Comenius Schulprojekt

Im Rahmen von Comenius wurden länderübergreifende Schulpartnerschaften und Schulprojekte gefördert. In unserem Comenius Projekt mit dem Titel „War and Peace“ arbeiteten wir von 2012-2014 mit folgenden Schulen zusammen:

 

Worum geht es in dem Projekt?

Krieg ist nichts als Drückebergerei vor den Aufgaben des Friedens.
Thomas Mann (1875-1955)

Im Jahr 2014 jährte sich der Beginn des ersten Weltkrieges zum hundertsten Mal. Wir nahmen dies als Anlass uns mit der Thematik Krieg und Frieden zu beschäftigen, um Lehr-Lernmaterialien zu diesem Themenkomplex zu entwickeln. So wollten wir ein dynamisches, elektronisches Geschichtsbuch entwickeln. Wir hoffen damit den bisher über 60-jährigen Friedensprozess in Europa nachhaltig zu unterstützen.

Krieg ist für die jüngeren Generationen etwas Abstraktes geworden, Krieg ist eine Nachricht im Fernsehen oder ein Computerspiel. Zwar wissen wir um historische Fakten und evtl. auch um Zusammenhänge. Jedoch wissen wir nicht, was Krieg für die Menschen bedeutet, die einen solchen erlebt haben.

Frieden hingegen wird als selbstverständlich angenommen. Dabei ist Frieden etwas, an dem alle mitarbeiten müssen.

Existierende Geschichtsbücher präsentieren oft nur eine subjektive Sichtweise der Ereignisse, nur selten eine europäische. Unser Projektprodukt sollte diese europäische Sichtweise einnehmen. Wir wollten Ereignisse der letzten 100 Jahre aus dem Bereich Krieg und Frieden aus verschiedenen europäischen Sichtweisen darstellen. Dabei sollte das Endprodukt insofern dynamisch sein, als dass weitere Perspektiven hinzugefügt werden können.

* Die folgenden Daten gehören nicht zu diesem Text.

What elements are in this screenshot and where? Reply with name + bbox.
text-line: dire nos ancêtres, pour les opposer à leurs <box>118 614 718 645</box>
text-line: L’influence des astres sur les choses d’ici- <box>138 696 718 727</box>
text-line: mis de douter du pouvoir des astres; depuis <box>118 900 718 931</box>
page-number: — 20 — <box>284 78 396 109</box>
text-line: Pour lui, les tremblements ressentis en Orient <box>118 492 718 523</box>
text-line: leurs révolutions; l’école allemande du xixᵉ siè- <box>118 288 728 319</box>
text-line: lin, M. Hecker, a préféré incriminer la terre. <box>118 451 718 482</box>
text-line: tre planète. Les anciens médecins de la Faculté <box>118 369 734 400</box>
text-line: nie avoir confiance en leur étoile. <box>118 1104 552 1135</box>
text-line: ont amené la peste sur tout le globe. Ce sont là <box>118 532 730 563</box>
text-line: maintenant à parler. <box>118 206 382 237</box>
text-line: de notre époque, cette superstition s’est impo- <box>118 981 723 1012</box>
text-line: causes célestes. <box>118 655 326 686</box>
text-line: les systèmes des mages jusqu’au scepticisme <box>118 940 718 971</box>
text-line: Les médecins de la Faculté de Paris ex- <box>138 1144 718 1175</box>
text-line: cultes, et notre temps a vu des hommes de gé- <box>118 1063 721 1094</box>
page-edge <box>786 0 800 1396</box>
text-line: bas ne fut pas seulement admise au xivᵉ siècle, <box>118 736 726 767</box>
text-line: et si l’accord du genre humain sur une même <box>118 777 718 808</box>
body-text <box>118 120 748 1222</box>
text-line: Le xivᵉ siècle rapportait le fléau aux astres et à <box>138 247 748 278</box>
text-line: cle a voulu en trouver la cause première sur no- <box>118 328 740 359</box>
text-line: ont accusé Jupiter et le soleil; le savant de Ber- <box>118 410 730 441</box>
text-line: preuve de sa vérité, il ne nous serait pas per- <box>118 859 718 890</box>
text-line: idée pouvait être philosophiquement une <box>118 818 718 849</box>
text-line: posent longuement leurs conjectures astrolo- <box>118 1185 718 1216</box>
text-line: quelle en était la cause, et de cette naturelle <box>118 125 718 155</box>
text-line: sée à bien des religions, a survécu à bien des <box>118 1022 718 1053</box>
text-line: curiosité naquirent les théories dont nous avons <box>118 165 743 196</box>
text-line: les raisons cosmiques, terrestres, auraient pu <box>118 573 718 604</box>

Durch das Endprodukt sollten die Teilnehmer die Erkenntnis erlangen, dass Frieden auch in Zeiten von Bedrohungen durch Terrorismus oder Finanzkrisen das höchste Gut in Europa ist. Ferner sollten sie die notwendigen Kompetenzen erlangen diesen Frieden aktiv zu erhalten und zu gestalten.

Zur Erlangung dieser Ziele sollten u. a. Zeitzeugen der Generation des 2. Weltkriegs oder Soldaten der Truppen in Afghanistan befragt werden. Ein internationaler Vergleich dieser Erlebnisse wird Gemeinsamkeiten und Unterschiede bezüglich der Frage was Krieg bedeutet deutlich machen.

Das Wissen über Krieg sollte im ersten Jahr des Projektes erarbeitet werden und bildete die notwendige Grundlage für das zweite Jahr, in dem es um ein gemeinsames Friedenskonzept gehen sollte. Das Wissen um andere Werte und Wertvorstellungen, eine interkulturelle Kompetenz, stand hier im Mittelpunkt.

Alle genannten Themen sind in den Curricula der Fächer Geschichte, Englisch, Politik oder Kunst in den jeweiligen Partnerländern implementiert. Das Lehr-/Lernmaterial wurde von den Partnern erarbeitet und erprobt.

Wir wollten mit dem Lehr-/Lernmaterial Schüler mit dem notwendigen Wissen und den Kompetenzen ausstatten, welches sie benötigen, um die Aufgaben des Friedens aktiv anzugehen.

Gerne würden wir die Arbeit am Projekt fortsetzen, die Aktualität der Thematik hat sich leider nicht verändert.

Ein Großteil der erarbeiteten Ergebnisse ist auf der Webseite des Projektes einsehbar.